PeterPan95 26.09.2014
3.
Ob Apple jetzt das Geld von den ca. drei verantwortlichen Mitarbeitern zurück fordert? *g* --- Ich bin mir bewusst darüber, dass dieses Geld nur virtuell ist. Das zeigt aber in meinen Augen mal wieder, wie realitätsfern solche Zahlen und das System ist, den realen Wert einer Firma über Spielgeld zu definieren.
BettyB. 26.09.2014
4. Virtuell, alles virtuell
Es sei denn, jemand wollte seine Anteile gerade jetzt verkaufen.
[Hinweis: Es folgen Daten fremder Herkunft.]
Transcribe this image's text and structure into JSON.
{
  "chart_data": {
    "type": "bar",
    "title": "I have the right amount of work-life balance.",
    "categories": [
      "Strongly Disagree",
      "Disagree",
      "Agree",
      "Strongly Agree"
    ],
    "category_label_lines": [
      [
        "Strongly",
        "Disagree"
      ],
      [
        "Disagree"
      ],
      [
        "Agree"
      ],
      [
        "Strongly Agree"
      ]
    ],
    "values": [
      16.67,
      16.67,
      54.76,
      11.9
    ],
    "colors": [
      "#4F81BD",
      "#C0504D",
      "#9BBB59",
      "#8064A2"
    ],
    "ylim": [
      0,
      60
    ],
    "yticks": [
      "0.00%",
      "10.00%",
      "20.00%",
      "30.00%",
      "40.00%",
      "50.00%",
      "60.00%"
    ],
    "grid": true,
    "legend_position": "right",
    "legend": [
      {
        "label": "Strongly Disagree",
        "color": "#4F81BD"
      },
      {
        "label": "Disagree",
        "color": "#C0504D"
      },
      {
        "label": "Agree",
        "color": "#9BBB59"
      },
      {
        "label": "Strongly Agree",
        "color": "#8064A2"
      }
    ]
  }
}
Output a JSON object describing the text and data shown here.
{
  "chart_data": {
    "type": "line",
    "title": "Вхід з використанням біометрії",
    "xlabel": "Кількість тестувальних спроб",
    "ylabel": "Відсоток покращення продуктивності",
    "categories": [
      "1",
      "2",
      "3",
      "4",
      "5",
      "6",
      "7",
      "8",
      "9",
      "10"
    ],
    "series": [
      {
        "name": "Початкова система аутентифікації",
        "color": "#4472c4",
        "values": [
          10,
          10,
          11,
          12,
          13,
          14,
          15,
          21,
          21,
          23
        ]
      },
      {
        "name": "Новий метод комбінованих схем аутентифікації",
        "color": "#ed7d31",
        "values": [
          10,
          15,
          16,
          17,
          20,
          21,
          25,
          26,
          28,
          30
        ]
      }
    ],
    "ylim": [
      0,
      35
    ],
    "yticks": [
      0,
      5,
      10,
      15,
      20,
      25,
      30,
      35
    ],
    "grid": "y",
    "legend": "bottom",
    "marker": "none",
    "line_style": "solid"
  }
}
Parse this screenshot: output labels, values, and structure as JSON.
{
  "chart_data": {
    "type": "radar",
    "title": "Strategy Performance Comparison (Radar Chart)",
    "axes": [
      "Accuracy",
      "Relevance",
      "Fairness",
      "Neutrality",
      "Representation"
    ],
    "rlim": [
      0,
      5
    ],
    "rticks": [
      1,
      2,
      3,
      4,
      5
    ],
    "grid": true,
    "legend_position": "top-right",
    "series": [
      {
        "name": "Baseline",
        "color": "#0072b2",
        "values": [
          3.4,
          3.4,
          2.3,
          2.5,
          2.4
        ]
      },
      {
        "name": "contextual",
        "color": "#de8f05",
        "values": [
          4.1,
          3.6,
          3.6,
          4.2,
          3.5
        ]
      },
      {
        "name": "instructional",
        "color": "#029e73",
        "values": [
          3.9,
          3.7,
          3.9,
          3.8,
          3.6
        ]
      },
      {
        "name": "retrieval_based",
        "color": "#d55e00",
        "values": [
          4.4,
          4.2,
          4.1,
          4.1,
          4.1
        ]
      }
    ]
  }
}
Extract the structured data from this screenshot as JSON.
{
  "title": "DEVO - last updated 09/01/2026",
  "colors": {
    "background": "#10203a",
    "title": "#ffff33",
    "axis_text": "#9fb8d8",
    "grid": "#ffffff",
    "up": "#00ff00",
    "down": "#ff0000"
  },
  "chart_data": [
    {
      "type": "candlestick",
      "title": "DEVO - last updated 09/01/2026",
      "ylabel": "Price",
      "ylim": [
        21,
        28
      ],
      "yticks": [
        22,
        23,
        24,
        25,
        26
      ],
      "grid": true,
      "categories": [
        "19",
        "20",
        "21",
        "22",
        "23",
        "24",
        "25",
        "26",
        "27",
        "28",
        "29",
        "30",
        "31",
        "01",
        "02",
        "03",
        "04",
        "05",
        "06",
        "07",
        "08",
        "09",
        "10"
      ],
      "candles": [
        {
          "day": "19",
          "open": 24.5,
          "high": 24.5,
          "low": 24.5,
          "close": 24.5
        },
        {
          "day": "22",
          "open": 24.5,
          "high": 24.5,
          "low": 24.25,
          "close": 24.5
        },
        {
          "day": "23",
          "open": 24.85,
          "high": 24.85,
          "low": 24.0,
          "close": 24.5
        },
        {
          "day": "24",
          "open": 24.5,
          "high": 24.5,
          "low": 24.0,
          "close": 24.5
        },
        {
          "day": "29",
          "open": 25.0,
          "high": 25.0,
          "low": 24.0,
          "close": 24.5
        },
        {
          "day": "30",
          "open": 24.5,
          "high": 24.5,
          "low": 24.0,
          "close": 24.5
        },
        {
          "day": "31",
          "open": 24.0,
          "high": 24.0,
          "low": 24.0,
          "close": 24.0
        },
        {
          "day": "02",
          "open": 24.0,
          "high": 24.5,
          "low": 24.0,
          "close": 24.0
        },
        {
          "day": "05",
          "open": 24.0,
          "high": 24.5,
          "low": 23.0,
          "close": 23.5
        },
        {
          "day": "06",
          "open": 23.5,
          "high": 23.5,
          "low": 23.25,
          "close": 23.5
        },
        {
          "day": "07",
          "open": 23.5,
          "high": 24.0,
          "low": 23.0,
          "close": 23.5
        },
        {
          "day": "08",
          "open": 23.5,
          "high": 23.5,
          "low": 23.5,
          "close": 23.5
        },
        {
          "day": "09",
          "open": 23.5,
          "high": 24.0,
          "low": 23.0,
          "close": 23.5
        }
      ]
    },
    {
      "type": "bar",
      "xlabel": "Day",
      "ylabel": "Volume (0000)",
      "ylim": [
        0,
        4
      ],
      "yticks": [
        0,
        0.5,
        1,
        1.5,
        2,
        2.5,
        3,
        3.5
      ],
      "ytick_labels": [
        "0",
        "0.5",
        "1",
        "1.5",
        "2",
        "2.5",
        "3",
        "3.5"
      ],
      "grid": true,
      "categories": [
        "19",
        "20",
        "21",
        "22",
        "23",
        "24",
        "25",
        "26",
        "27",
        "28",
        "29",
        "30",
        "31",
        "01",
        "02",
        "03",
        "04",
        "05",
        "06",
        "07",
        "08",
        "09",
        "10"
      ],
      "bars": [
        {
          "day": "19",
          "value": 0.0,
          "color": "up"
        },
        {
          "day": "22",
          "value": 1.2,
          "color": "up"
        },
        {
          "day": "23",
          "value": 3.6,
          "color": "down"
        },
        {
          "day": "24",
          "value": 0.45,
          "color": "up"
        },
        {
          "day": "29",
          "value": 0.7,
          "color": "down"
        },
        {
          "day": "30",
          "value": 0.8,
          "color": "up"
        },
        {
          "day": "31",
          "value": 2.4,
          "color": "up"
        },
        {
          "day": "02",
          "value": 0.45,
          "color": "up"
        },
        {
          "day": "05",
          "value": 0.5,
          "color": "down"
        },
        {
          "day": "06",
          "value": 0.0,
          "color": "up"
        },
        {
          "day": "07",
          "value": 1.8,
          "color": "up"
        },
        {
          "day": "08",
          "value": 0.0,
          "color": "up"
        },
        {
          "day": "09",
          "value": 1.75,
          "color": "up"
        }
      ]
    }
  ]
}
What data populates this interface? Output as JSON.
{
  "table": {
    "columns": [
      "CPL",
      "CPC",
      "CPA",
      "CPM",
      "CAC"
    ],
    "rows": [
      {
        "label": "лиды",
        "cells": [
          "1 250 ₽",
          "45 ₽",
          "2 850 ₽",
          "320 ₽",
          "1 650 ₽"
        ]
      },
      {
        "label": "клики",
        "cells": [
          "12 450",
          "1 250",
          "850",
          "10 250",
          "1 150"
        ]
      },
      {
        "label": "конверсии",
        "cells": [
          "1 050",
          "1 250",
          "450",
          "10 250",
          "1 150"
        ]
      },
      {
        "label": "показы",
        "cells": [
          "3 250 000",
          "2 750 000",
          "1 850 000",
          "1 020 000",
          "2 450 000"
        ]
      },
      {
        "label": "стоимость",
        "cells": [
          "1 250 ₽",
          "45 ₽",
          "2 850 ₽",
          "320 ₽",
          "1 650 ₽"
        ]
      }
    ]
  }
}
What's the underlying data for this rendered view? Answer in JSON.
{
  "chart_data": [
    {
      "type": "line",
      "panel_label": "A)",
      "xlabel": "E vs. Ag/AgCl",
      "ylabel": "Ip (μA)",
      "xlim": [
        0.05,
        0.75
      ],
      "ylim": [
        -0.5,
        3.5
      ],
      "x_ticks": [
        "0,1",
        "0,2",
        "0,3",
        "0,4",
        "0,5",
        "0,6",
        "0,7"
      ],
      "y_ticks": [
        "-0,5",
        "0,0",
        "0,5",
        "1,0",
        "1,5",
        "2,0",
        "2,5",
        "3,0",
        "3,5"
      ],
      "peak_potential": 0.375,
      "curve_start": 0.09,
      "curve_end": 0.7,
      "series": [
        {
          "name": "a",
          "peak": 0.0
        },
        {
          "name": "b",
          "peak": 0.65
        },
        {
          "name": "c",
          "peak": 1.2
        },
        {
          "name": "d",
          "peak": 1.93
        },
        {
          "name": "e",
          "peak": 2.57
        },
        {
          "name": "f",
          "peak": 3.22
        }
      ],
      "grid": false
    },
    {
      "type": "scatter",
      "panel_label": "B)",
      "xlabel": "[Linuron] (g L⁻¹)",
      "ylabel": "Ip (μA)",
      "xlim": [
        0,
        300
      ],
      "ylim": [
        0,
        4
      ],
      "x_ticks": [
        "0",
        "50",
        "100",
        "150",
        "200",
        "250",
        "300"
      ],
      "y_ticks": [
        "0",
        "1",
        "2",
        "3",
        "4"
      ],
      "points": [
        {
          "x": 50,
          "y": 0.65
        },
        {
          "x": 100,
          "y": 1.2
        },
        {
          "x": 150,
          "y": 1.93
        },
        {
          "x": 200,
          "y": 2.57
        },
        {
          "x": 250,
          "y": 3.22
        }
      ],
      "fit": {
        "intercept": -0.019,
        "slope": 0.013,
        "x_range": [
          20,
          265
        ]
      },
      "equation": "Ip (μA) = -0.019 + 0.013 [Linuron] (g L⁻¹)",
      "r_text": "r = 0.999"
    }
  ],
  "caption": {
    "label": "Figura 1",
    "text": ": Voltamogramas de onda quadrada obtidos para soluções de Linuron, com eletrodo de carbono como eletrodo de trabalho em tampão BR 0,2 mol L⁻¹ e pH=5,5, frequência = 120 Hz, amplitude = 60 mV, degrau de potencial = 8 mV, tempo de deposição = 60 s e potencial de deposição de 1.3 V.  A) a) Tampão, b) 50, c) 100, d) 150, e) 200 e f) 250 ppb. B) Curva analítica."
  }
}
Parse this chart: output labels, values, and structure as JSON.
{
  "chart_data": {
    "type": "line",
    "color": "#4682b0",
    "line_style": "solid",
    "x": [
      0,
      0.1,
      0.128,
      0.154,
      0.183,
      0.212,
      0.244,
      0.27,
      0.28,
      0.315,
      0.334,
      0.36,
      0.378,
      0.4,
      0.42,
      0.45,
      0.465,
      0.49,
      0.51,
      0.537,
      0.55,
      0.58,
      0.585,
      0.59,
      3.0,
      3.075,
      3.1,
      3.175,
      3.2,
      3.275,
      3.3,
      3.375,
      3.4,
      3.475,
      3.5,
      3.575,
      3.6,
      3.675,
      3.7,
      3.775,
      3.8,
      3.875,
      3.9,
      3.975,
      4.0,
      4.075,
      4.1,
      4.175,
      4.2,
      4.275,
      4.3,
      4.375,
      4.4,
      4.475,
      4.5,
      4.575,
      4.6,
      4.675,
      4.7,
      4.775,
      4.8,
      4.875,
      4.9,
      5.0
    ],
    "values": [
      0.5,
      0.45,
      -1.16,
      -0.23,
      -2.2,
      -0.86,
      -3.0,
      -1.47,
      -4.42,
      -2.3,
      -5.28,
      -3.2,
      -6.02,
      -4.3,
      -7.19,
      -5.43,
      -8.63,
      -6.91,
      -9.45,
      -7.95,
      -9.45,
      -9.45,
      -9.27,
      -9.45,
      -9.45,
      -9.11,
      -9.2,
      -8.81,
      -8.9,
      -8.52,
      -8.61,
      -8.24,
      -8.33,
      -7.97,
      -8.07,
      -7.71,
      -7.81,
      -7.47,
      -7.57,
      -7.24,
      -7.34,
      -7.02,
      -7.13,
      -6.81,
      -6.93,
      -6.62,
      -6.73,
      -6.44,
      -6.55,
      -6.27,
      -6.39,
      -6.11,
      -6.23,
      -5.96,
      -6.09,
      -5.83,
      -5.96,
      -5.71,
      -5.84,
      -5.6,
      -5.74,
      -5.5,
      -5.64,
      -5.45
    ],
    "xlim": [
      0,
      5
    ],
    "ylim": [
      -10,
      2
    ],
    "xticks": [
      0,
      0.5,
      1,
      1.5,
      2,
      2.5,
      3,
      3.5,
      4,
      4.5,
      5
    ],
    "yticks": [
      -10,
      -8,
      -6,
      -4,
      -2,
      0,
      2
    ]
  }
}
Was aber sinnvoll sein könnte, denn weiter runter kann es immer gehen...
hobbyleser 26.09.2014
5. Jobs fehlt
Nach Jobs Tod war erkennbar, wie sich Apple mehr und mehr zu einer Firma entwickelt, wie jede andere. Innovation? Fehlanzeige. Statt dessen werden die falschen Prioritäten gesetzt (iWatch, Beatz). Produkte sind nicht mehr ausgereift, weil man sich die Zeit nicht mehr lässt, um den vermeintlichen Gewinnerwartungen gerecht zu werden. Das ganze Gegenteil tritt ein. Gut Ding braucht eben Weile. Schade, dass nun auch Apple mehr und mehr zu einer Bude verkommt, wie Microsoft, Dell, Samsung, Lenovo und Konsorten. Eine riesige Auswahl, aber alles nur halbgarer Schrott, der einen daran gewöhnen soll, regelmäßig möglichst viel neuen Krempel zu kaufen.